Billion-scale semi-supervised learning for state-of-the-art image and video classification

NaiveTortoise19 Oct 2019 15:10 UTC

5 points

Facebook AI releases a new SOTA “weakly semi-supervised” learning system for video and image classification. I’m posting this here because even though it’s about capabilities, the architecture includes a sort-of-similar-to amplification component where a higher capacity teacher decides how to train a lower capacity student model.

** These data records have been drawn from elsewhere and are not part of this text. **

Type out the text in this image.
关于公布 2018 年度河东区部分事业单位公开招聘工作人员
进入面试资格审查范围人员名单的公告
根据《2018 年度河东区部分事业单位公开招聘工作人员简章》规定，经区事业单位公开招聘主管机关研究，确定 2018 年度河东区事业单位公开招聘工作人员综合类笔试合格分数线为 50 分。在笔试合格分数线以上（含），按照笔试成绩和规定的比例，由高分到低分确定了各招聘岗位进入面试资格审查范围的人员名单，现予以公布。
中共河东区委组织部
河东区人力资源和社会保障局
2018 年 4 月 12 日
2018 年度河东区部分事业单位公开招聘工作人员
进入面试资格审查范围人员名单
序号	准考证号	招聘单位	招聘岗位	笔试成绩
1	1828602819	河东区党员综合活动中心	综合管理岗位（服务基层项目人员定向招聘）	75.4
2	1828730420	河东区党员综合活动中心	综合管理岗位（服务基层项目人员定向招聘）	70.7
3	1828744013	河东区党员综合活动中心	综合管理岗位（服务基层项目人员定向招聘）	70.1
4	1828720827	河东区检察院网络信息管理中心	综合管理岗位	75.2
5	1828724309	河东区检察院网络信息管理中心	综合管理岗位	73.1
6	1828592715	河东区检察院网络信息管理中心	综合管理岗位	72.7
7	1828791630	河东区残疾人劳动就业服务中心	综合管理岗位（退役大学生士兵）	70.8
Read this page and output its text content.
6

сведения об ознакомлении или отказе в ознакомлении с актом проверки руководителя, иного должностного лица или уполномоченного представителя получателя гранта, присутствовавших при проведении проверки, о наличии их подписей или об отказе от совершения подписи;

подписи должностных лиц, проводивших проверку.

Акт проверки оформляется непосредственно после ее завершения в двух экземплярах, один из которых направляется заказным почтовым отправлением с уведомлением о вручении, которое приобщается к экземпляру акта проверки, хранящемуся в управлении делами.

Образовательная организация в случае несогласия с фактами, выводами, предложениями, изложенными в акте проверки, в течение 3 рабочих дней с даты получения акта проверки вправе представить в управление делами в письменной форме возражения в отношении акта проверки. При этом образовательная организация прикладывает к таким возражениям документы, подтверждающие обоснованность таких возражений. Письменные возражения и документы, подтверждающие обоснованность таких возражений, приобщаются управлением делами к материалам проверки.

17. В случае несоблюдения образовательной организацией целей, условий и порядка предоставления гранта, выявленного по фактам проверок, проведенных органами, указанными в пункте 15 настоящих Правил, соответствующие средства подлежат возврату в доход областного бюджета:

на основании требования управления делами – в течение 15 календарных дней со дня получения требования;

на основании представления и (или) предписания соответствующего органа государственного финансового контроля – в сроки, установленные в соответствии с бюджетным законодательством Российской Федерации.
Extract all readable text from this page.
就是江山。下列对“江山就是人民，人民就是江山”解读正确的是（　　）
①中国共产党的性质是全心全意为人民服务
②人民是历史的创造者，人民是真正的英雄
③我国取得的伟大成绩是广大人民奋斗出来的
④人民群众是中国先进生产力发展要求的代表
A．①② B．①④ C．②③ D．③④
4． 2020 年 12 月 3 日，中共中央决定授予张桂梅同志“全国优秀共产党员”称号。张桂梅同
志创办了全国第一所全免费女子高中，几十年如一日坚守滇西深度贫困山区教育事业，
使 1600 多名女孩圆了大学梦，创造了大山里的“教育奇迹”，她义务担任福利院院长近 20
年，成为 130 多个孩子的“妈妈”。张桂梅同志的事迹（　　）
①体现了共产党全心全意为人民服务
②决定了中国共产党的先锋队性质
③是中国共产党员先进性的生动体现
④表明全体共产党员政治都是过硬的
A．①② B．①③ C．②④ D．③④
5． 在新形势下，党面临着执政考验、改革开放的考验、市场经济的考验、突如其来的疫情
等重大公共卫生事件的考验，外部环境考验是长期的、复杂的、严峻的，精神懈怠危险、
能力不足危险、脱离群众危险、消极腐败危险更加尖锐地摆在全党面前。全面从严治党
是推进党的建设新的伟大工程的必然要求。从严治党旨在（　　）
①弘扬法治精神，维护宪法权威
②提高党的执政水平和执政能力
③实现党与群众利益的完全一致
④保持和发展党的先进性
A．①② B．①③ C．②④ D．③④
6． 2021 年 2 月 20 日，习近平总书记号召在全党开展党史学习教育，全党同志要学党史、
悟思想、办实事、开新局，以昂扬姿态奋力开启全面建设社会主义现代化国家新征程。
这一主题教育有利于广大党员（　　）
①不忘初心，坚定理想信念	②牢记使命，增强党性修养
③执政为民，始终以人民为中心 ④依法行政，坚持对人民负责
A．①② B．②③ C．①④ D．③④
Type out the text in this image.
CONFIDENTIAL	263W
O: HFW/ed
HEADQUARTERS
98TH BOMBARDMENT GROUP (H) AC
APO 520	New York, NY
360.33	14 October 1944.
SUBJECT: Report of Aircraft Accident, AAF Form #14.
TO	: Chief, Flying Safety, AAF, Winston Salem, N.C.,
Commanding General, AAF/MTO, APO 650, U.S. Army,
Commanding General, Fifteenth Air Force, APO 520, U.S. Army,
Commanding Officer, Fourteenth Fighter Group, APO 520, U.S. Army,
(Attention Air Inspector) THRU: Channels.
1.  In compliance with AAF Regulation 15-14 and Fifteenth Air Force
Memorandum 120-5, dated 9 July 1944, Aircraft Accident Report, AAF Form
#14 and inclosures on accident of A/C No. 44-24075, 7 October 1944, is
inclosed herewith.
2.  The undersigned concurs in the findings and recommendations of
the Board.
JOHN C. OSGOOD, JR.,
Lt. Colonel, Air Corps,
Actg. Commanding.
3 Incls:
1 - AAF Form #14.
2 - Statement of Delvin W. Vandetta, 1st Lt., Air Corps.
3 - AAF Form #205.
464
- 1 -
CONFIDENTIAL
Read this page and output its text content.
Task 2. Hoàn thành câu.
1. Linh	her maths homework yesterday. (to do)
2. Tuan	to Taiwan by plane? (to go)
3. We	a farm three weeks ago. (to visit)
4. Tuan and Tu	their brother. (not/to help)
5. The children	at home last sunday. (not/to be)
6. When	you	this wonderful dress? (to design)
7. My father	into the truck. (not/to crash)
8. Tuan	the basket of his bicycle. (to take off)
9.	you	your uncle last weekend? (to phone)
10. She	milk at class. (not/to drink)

NaiveTortoise19 Oct 2019 15:10 UTC

5 points

3 comments1 min readLW link

gwern 19 Oct 2019 17:56 UTC
2 points

a sort-of-similar-to amplification component where a higher capacity teacher decides how to train a lower capacity student model. This is the first example I’ve seen of this overseer/machine-teaching style approach scaling up to such a data-hungry classification task.

What’s special there is the semi-supervised part (the training on unlabeled data to get pseudo-labels to then use in the student model’s training). Using a high capacity teacher on hundreds of millions of images is not all that new: for example, Google was doing that on its JFT dataset (then ~100m noisily-labeled images) back in at least 2015, given “Distilling the Knowledge in a Neural Network”, Hinton, Vinyals & Dean 2015. Or Gao et al 2017 which goes the other direction and tries to distill dozens of teachers into a single student using 400m images in 100k classes.

(See also: Gross et al 2017/Sun et al 2017/Gao et al 2017/Shazeer et al 2018/Mahajan et al 2018/Yalniz et al 2019 or GPipe scaling to 1663-layer/83.4b-parameter Transformers)
- NaiveTortoise 19 Oct 2019 20:10 UTC
  1 point
  Parent
  Interesting, I somehow hadn’t seen this. Thanks! (Editing to reflect this as well.)
  I’m curious—even though this isn’t new, do you agree with my vague claim that the fact that this and the paper you linked work pertains to the feasibility of amplification-style strategies?
  - gwern 19 Oct 2019 22:39 UTC
    5 points
    Parent
    I’m not sure. Typically, the justification for these sorts of distillation/compression papers is purely compute: the original teacher model is too big to run on a phone or as a service (Hinton), or too slow, or would be too big to run at all without ‘sharding’ it somehow, or it fits but training it to full convergence would take too long (Gao). You don’t usually see arguments that the student is intrinsically superior in intelligence and so ‘amplified’ in any kind of AlphaGo-style way which is one of the more common examples for amplification. They do do something which sorta looks iterated by feeding the pseudo-labels back into the same model:
    
    In order to achieve the state of the art, our researchers used the weakly supervised ResNeXt-101-32x48 model teacher model to select pretraining examples from the same data set of one billion hashtagged images. The target ResNet-50 model is pretrained with the selected examples and then fine-tuned with the ImageNet training data set. The resulting semi-weakly supervised ResNet-50 model achieves 81.2 percent top-1 accuracy. This is the current state of the art for the ResNet-50 ImageNet benchmark model. The top-1 accuracy is 3 percent higher than the (weakly supervised) ResNet-50 baseline, which is pretrained and fine-tuned on the same data sets with exactly the same training data set and hyper-parameters.
    
    But this may top out at one or 2 iterations, and they don’t demonstrate that this would be better than any other clearly non-iterated semi-supervised learning method (like MixMatch).